This isn’t an official answer, but I think at least some of your questions are answered in the Belt talk.
* How did you decide on a 32 entry belt (for Gold, and 8 entry belt for Tin)?
The scratchpad has a three cycle spill to fill latency, if you spill a value you won’t be able to get it back for 3 cycles because of this the length of the belt is set so that nearly everything lives for three
cycles on the belt. So the length of the belt needs to be 3 times the number of results that can be produced by functional units in one instruction for that family member.
* Why a scratchpad instead of a second (slower) belt?
The belt is quite different from the scratchpad, the scratchpad only has two operations “spill a value from the belt and put it in the scratchpad”(spill) and “take a value from the scratchpad and put it on the belt”(fill).
* How was the size of the scratchpad decided on?
The videos mention that the scratchpad is on chip memory, that can be spilled out to caches and eventually out to DRAM if necessary. The size of a scratchpad available for a certain function is allocated by the specializer for that function. The function says how much scratchpad it needs upfront. The size of the available on chip memory is the same cost/speed trade off you make when buying DRAM, buy as much as you can afford so that typical program use won’t need to swap memory out to disk.

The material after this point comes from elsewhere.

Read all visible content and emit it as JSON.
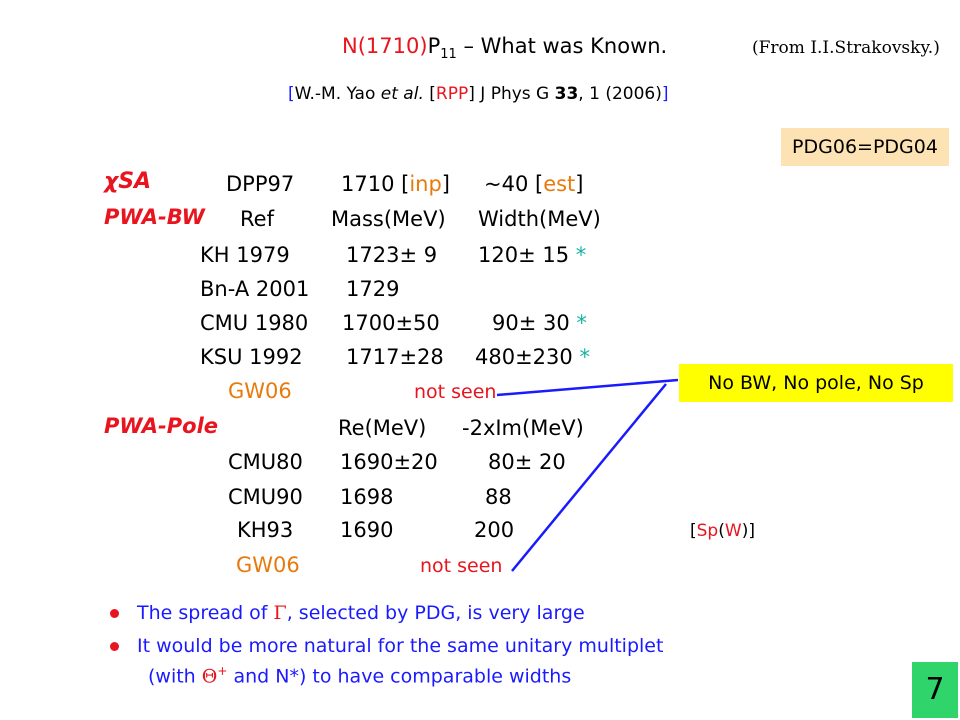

I’m not sure I understand specifically what you mean by a ‘slower belt’. The belt described in the videos is per function call. Every function call gets it’s own empty belt and scratchpad, it’s caller’s belt(and scratchpad) is still around and the caller’s caller’s belt is also still around. You could say that the belts of callers were ‘slower belts’ than the belt of the current function call as they don’t change or move until the current function call completes and returns it’s result.